Herhangi birine, sadece akıldan, tak tak tak nereye nasıl gideceğini anlatabilir hâle geldiysen; “Otogarda inince sağa aşağı merdivenler göreceksin. İn oradan. 1 kat in ama, 2 kat inme. Orada servislere bir sor bakalım. Olmadı Buca Yeni Garaj’a atlar gelirsin.” ayarında konuşabiliyorsan, e bak ne güzel işte. Alışmışsın.

Ney nereden alınır, ney nerede satılır biliyorsan, alışmışsındır. Belediye başkanını simayen tanıyorsan, adı sorulduğunda ise “Neydi len. Err, Errrh, Erkan mı, Erhan mıydı? Heh heh Avni, Avni, hatırladım.” diyorsan ve bu saydığın isimler arasındaki uçuruma rağmen hâlâ “hatırladım” gibi bir iddian varsa, alışmışsındır.

Evinin adresini çoktan ezberlediğini, salak salak tek nefeste hızlı hızlı söyleyebilme çabasına girerek ispatlamaya çalışıyorsan, geçmiş olsun. Sen de alışmışsın.

Marketteki kasiyer, fırındaki çalışanlar, köşedeki bakkal seni tanıyorsa; alışmışsındır. Sabahları ve akşamları aynı saatlerde aynı tiplerle asansörde denk geliyorsan; alışmışsındır.

Yola bakmadan yürür hâle geldiysen, nerede basketbol oynanacağını öğrendiysen, “Aaa bak buranın bilmem nesi çok güzel” diyebilir hâle gelmişsen; alışmışsın işte. Daha ne olsun? Öyle değil mi?

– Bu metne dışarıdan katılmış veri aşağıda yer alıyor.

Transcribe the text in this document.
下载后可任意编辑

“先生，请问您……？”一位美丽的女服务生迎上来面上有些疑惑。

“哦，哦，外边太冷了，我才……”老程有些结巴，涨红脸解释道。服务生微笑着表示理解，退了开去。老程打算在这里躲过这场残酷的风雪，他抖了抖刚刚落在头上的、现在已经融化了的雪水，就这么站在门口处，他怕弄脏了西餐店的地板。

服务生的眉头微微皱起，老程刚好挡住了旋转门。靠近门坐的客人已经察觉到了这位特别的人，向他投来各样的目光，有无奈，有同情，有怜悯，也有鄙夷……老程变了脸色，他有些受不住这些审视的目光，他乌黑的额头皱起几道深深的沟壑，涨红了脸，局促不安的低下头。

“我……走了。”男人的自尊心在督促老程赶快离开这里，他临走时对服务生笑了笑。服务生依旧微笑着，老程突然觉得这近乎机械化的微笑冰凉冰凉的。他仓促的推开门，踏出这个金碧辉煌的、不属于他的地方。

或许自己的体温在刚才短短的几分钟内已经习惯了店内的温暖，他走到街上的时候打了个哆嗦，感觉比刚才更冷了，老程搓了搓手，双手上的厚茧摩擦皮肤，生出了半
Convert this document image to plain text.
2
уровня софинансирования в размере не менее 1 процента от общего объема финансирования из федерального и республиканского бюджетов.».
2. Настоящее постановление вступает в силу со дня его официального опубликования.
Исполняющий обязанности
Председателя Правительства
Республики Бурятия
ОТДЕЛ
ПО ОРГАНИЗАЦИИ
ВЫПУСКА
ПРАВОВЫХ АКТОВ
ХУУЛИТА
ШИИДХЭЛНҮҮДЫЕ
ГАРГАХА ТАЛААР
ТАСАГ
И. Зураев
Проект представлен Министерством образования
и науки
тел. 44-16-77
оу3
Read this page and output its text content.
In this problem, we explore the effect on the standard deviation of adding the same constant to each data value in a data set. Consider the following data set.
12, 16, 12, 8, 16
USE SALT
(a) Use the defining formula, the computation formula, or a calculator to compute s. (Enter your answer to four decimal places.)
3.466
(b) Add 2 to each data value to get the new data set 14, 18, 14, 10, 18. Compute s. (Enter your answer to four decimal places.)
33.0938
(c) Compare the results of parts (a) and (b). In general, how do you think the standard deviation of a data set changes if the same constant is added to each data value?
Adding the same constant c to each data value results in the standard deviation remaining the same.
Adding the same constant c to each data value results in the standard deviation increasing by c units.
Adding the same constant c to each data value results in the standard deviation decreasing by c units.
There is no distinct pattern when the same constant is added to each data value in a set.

Sonra senenin başında, “Bu sene Ramazan’la Kurban hangi günlere denk geliyor? Birleşen tatil var mı?” diyorsan; yanında kaç çift çorap götüreceğini bilemiyor, çünkü geçen gelişinde evde bırakıp bırakmadığını hatırlayamıyorsan; “Yılbaşı gecesi hafta sonuna geliyormuş ya” diyerek bir sonraki yıla peşinen, şimdiden üzülüyorsan… Kusura bakma biraderim. Sen hiç ama hiçbir şeye alışmamışsın.

Sen sadece kendini kandırmışsın.

Gelecek hafta cuma günü saat 19:28’de görüşmek üzere. Kendinize dikkat edin. Çok da sıkmayın canınızı. Hepimiz benzer durumlardayız.